A NATS team based at Farnborough Airport has cause to celebrate having helped prevent its 3,000th airspace infringement.

The Lower Airspace Radar Service (LARS), which is joint-funded by NATS and Farnborough Airport, was set up in 2008 specifically to help pilots flying on the edges of the London Terminal Manoeuvring Area (LTMA) – one of the busiest areas of airspace anywhere in the world.

It exists to help reduce the chance of aircraft infringing into controlled airspace, something which is both a potential safety risk and disruptive to airport operations.

Farnborough tower

Even a 15 minute stop in departures at Heathrow Airport due to an infringing aircraft can cause delays that take two hours to recover from.

The 10-strong Farnborough team constantly monitors flights to identify those that have a high risk of entering controlled airspace, either by geographical position, direction of flight, or level.
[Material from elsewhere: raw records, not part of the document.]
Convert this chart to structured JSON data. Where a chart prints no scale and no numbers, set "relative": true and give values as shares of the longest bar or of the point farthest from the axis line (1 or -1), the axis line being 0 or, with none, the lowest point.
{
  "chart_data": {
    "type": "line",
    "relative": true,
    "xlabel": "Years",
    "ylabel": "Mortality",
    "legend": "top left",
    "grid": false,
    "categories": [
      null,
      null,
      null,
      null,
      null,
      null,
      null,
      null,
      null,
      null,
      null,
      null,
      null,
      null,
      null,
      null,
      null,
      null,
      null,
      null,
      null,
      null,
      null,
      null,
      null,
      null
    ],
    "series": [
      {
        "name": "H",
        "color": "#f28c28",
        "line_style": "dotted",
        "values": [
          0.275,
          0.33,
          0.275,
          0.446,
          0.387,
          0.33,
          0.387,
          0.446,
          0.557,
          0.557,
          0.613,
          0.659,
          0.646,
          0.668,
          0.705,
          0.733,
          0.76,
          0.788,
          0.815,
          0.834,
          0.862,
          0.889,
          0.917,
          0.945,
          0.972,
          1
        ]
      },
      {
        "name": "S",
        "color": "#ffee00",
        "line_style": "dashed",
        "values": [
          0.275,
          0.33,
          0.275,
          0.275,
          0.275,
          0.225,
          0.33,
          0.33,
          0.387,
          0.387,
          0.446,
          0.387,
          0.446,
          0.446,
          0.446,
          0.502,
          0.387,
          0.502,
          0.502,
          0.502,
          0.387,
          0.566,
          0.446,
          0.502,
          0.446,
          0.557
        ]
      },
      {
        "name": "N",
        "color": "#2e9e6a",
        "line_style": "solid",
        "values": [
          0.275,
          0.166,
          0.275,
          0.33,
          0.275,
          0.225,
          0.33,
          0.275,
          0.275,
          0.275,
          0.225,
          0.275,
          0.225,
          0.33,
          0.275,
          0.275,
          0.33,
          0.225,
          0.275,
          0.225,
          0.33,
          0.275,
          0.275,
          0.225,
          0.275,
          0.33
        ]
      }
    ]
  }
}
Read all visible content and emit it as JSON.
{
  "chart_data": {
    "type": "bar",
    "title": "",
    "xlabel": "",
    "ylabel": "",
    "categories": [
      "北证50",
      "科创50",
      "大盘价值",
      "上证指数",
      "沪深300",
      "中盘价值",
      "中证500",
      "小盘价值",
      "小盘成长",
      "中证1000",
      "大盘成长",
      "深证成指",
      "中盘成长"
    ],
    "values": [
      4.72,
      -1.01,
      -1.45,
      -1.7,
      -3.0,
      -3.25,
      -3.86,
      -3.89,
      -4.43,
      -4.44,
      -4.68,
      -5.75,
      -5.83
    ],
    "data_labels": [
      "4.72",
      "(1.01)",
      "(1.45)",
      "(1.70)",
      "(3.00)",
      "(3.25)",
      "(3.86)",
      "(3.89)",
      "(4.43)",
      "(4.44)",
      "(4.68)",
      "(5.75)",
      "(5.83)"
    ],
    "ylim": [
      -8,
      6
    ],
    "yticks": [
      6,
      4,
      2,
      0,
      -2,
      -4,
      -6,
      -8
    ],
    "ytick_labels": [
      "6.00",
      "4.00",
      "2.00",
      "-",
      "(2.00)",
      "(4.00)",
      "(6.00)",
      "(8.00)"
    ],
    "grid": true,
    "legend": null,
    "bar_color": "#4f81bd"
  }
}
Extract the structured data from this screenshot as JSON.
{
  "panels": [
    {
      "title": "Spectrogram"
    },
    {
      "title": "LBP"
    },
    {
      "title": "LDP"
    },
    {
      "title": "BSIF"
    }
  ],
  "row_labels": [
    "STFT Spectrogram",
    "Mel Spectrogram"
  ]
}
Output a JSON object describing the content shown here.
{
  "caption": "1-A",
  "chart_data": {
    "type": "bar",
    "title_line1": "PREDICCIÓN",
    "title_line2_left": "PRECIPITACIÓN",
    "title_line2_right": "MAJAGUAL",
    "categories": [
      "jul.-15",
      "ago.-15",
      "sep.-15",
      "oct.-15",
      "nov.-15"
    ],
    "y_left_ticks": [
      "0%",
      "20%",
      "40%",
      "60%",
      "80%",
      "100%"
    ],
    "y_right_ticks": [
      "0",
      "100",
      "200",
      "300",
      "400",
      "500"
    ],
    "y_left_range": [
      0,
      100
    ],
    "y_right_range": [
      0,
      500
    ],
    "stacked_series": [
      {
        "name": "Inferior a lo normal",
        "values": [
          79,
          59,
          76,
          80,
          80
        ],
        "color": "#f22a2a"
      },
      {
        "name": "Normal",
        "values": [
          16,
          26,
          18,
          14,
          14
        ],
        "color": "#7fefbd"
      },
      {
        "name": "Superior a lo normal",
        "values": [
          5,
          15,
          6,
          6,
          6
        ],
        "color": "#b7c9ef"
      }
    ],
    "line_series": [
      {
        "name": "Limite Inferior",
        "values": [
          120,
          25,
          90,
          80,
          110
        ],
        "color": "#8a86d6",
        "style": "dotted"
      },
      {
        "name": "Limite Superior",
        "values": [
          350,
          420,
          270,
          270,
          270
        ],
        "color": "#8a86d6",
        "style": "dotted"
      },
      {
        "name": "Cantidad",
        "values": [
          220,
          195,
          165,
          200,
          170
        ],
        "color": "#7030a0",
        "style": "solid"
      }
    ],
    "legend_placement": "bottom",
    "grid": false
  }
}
The NATS controller then makes contact to alert the pilot and offers them advice on avoiding an infringement.

Dan Foster, NATS General Manager at Farnborough Airport, says: “We provide a service to about 110,000 aircraft a year, which accounts for around a fifth of all LAR services across Britain, so it’s a very busy operation.

“Traffic can range from hot air balloons to helicopters, military jets to paramotors, and small single engine Cessna’s to Boeing 737s. No two days are the same, which means the controllers have to be particularly flexible.”